Si giunge poi al momento dell’ultima cena, durante la quale gli apostoli cantano gioiosi anche dei vangeli che scriveranno, lasciando però solo Gesù che avrà un colloquio diretto con Dio durante il quale decide di accettare il suo destino e la croce.
Prosegue il viaggio di Bollani con l’aria di re Erode, un tema inaspettato all’interno dell’opera che non ritornerà più nel corso della storia. Una piccola curiosità su questo brano viene svelata dallo stesso pianista sul palco, il quale racconta che inizialmente era stato scritto per Rita Pavone ma che fu poi rivogata dai due creatori e inserita nell’opera. Citando lo stesso Bollani, “sono davvero pochi i gradi di separazione tra Gesù e la Pavone”.
Arriva poi il finale con Giuda, il quale canta la canzone da cui è nato tutto. Ai tempi del debutto, l’opera fu addirittura additata come blasfema da una delle frange più conservatrici della Chiesa in quanto non era stata raccontata in modo esatto la risurrezione. Lo stesso Bollani ha spiegato che in realtà il senso dell’opera in sé è ben più profondo perché dobbiamo essere noi a far resuscitare il Gesù che abbiamo dentro di noi e l’amore che proviamo verso la vita.
Mentre risuonano le ultime note del pianoforte di Bollani, il pubblico in visibilio si lancia in uno scroscio infinito di applausi. Arriva poi il momento dei ringraziamenti, in primis verso Barbara Minghetti, direttrice del MOF, che lo ha fortemente voluto al festival, ma il pianista ha voluto soprattutto ringraziare i tecnici del suono, il suo manager e il suo agente.
Accoglie subito la richiesta di un bis, regalando un assaggio della colonna sonora che ha firmato per Carosello, Carosone, film tv andato in onda su Rai1 sulla vita di Renato Carosone. Una figura che ha significato molto per il suo percorso di musicista, grazie al quale ha imparato a conoscere e amare il blues e il jazz.
Gli applausi continuavano a piovere da ogni angolo dell’arena e così Bollani ha regalato un’ultima e divertentissima chicca della serata intitolata Sopra i vetri di Enzo Jannacci (testo di Dario Fo e musiche di Fiorenza Carpi), accennando poi alcune note finali del suo celebre brano Carioca.
Una serata sensazionale che sembrava non voler finire mai: la semplicità della bella musica che prende vita senza alcun bisogno di orpelli scenografici. Un piano solo e un’artista eccelso che, come un folletto, sembra non riuscire a rimanere seduto sullo sgabello del piano animandosi e vivendo ogni nota che suona con il suo piano.

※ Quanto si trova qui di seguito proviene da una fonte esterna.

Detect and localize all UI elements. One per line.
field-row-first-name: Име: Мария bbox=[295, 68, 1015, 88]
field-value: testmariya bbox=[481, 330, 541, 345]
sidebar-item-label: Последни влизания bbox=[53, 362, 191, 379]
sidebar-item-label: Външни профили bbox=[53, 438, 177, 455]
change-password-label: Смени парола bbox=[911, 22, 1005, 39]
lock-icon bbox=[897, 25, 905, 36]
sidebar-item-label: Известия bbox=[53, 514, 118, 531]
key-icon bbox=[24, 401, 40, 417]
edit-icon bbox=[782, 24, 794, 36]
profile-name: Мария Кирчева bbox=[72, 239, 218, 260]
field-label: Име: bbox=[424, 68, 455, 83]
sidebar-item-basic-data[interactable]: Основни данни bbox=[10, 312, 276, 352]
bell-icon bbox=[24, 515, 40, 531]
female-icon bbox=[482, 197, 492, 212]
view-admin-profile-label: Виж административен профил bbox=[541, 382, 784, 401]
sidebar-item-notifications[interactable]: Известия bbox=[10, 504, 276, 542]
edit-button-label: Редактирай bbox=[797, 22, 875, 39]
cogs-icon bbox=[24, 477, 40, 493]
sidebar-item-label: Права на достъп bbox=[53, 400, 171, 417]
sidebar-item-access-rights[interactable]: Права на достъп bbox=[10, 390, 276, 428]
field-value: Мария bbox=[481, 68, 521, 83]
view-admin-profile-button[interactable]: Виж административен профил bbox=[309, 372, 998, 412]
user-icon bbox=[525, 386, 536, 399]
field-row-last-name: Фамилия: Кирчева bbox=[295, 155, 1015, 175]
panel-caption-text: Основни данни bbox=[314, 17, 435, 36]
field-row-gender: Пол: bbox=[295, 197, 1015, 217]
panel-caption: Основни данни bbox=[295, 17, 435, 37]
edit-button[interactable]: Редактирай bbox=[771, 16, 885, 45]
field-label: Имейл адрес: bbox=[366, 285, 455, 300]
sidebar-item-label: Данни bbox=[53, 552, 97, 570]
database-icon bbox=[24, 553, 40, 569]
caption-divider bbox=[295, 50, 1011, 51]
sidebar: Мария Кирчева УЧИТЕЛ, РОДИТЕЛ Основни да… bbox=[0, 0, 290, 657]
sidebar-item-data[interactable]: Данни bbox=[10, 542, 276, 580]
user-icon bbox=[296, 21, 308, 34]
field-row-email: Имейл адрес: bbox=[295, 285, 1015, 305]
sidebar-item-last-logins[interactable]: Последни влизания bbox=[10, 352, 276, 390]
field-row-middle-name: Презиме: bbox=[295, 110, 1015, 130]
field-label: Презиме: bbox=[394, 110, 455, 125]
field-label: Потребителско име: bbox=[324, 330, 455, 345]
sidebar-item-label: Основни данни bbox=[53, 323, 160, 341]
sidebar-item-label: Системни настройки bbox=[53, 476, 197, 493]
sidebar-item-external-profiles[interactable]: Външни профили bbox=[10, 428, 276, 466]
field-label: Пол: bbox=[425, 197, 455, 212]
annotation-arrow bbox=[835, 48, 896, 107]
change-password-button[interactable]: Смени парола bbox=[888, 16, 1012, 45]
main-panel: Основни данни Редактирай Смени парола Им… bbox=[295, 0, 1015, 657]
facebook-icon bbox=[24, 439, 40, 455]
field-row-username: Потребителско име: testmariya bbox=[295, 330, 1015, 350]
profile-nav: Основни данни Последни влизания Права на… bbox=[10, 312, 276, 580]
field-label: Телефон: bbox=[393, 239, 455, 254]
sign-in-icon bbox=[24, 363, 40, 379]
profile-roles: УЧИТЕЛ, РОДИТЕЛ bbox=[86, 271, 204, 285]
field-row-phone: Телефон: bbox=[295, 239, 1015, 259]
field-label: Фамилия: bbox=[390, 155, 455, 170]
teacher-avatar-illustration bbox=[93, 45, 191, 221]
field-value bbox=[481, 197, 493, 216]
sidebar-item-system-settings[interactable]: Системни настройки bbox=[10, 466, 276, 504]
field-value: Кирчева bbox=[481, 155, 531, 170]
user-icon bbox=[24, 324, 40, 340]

Il maestro ha dichiarato: «Ho scelto la forma del pianoforte solo perché la storia d’amore è tra l’opera rock e me» – «E una storia d’amore cresce in bellezza se resta intima».
“Stefano Bollani si è liberamente, ma rispettosamente, avvicinato al capolavoro improvvisando sui motivi originali e sulle canzoni seguendo il suo guizzo giocoso e il suo spirito musicale, formato dalle tante tradizioni musicali, dai tanti generi e incontri che hanno influenzato, forgiato e consolidato quello che è considerato il suo linguaggio musicale”. Bollani è riuscito senz’altro a conquistare il pubblico con la sua bravura tecnica e la sua innata simpatia, rivelandosi ancora una volta un vero e proprio animale da palcoscenico.